I could say a lot more, and probably will, about this whole process. But I will end this blog by saying - I could not be happier about my decision to finally write and publish a book. Looking at it makes me so proud and happy. I heard on a podcast once not to tell your children "I'm so proud of you" but rather, "You should be so proud of yourself" so they learn to seek validation from themselves rather than others. I can actually say, I am so proud of myself and this accomplishment, and I love sharing it with my children. I am excited for them to know I was able to work hard to make one of my lifelong dreams come true.
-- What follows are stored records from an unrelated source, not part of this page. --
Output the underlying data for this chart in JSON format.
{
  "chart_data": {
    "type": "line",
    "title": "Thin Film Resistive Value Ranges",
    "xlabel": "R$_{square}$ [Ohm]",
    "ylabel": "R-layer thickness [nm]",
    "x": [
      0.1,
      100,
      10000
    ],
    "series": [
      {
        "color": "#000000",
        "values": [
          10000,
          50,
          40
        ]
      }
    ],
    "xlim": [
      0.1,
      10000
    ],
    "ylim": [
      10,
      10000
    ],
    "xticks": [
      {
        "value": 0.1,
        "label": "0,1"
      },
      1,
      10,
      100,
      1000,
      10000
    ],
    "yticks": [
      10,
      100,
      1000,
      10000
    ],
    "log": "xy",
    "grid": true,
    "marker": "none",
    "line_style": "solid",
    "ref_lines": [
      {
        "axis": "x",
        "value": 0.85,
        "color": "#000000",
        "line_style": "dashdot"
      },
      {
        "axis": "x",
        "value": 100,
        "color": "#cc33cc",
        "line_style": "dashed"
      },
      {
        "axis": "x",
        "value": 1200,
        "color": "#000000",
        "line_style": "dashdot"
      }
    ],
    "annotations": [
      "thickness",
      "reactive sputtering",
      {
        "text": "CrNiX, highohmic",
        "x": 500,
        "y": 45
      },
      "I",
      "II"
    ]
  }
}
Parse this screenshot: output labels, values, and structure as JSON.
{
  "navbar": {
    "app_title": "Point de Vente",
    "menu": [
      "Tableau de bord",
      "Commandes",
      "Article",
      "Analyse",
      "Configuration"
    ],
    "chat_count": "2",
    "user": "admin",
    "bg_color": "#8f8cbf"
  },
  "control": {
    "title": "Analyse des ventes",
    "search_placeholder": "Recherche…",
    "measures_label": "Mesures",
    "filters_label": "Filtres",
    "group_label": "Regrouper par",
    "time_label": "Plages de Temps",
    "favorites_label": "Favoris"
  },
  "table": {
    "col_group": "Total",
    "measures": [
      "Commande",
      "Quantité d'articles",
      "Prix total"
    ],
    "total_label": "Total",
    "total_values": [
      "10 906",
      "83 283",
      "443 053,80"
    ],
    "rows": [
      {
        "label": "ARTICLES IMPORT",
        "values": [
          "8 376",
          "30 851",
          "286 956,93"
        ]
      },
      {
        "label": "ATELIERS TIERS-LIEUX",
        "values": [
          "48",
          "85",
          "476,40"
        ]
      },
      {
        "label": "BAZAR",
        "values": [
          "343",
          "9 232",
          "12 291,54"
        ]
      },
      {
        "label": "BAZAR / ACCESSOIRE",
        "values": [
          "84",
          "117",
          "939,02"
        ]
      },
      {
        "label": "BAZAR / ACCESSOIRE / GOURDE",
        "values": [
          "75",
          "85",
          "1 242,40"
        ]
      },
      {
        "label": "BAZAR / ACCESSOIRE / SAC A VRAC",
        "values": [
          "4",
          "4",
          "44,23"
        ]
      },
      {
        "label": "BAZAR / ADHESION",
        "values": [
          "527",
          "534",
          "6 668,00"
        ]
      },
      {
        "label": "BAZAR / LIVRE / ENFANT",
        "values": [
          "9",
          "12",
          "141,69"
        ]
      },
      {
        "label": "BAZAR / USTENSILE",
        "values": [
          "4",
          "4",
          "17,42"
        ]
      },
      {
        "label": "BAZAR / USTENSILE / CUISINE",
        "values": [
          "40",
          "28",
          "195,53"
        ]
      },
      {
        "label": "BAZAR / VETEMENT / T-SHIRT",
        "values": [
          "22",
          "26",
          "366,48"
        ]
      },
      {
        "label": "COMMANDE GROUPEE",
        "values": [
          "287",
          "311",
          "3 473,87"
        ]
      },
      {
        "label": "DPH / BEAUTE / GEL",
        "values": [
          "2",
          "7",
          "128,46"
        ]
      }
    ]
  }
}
Has it been a lot of work? Yes. More than I anticipated. Probably not unlike starting a small business. But it's also been a lot of fun and a great creative outlet. And I will be happy to update you on whether or not I make any money on it in a year.
If this is a desire of yours, I encourage you to just do it. You may be surprised how naturally it comes. And if you need any help, please don't hesitate to ask. I will leave you with three simple tips to get started.
1. Write your story. Get it out of your head and into the world. You'll motivate yourself to move through the next steps.
2. Research self-publishing and traditional publishing and determine what the right option is for you. Google "publishing houses accepting submissions" and see if any align with your book. If you find a fit, you can submit and see what happens. Or, you can start the self-publishing journey. These two roads are very different, neither is right or wrong, and it's a personal choice which one you want to pursue.
3. Decide on the style of illustrations that you want. Don't hire someone yet - if you get picked up by a traditional publisher, they will pay to have it illustrated. If you self-publish, you'll need to hire an illustrator. So while you're making your decision, find the style you would want and go through your story and put an illustration guide together. Find inspiration on Google, Pinterest, and with children's books you have. Once you have decided the route you're going to take, you'll have your manuscript and your illustration guide ready for your illustrator.